In 1983, Stanford University President Donald Kennedy challenged graduating seniors to dedicate some of their talents to serving society and humanity. As former Commissioner of the Food & Drug Administration (FDA), he knew the value of a life in public service. He appointed Catherine Milton as Assistant to the President to evaluate the state of public service at Stanford. Milton found numerous public service efforts by students, but a lack of institutional support and chronic leadership challenges. On her recommendation, Stanford officially established the Public Service Center in Owen House in 1985, with Milton serving as founding director. In 1987, the Public Service Center became a featured objective in the university’s Centennial campaign.
The Public Service Center became the Haas Center for Public Service in 1989, honoring the $5 million contribution of the Haas family of San Francisco to create a founding endowment. A $1.2 million gift from the Miriam and Peter Haas Fund simultaneously established the Miriam and Peter Haas Centennial Professorship in Public Service with statesman, author, and Haas Center National Advisory Board (NAB) co-founder John W. Gardner becoming the first chairholder.

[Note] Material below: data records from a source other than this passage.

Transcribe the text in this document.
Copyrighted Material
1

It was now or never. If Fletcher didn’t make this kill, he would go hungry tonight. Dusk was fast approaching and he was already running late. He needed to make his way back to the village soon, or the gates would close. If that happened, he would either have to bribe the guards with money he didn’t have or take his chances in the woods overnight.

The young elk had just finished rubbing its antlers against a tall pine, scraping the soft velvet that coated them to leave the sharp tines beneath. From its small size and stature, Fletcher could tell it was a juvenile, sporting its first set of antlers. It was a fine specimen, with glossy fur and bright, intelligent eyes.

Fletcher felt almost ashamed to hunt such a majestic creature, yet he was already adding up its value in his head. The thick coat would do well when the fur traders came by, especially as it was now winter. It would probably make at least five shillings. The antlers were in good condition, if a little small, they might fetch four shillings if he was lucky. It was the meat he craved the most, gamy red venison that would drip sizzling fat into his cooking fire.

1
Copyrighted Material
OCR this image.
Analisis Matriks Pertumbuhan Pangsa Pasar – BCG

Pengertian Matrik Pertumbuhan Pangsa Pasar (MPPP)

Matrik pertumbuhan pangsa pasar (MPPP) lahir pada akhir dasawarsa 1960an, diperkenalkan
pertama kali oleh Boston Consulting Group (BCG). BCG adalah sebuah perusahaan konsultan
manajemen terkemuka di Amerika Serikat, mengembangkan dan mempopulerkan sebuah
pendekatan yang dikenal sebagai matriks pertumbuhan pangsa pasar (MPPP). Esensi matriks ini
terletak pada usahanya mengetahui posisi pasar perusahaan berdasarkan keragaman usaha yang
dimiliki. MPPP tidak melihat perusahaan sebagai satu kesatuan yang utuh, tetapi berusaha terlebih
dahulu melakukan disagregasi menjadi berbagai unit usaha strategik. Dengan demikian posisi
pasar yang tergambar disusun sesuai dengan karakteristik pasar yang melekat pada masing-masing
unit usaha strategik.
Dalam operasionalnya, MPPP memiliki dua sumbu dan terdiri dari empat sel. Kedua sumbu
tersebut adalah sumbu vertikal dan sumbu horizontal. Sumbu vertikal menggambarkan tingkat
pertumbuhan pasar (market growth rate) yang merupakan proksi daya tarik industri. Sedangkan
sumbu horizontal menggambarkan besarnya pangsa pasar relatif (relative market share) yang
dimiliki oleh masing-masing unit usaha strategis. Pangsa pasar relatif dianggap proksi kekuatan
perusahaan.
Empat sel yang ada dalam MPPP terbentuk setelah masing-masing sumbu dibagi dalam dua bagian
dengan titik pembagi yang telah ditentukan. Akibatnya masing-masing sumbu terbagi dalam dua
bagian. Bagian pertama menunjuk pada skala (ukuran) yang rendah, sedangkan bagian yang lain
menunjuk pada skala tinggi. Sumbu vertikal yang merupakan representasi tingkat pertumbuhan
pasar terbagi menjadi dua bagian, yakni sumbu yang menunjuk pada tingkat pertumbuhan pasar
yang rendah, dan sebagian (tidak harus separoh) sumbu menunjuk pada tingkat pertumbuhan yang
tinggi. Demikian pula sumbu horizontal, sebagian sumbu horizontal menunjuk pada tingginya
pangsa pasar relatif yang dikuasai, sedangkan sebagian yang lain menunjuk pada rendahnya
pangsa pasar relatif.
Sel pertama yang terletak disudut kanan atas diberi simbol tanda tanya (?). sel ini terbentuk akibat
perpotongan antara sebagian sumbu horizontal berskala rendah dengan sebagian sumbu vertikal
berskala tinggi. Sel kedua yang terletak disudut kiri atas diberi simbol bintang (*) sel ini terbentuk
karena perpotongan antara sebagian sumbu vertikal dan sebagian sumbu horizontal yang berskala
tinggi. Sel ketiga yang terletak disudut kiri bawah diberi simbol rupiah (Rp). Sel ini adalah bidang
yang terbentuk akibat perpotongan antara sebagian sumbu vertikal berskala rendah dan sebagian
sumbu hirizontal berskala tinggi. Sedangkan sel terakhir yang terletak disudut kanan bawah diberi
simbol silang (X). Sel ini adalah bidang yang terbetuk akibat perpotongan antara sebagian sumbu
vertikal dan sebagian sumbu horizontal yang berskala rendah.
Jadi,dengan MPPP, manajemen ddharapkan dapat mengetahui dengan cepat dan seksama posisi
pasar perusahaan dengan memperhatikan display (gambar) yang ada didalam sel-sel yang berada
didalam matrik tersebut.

The Haas family’s generosity towards and involvement in the center has endured; Miriam (“Mimi") Haas has served as an active member of NAB since 1989, and received an Outstanding Achievement award in 1997 from the Stanford Associates for her dedication to public service and volunteerism.
In 2001, new endowment goals were incorporated into the Campaign for Undergraduate Education’s (CUE) $1 billion endowment initiative. In response, Peter and Mimi Haas endowed the Peter E. Haas Directorship of the center, and created a new service-learning program endowment. With its 20 staffed programs and its many student, faculty, community and alumni collaborators, the Haas Center is known as a national model for an integrative approach to public service education.
Over three decades later, the Haas Center continues to engage Stanford students and faculty in public service.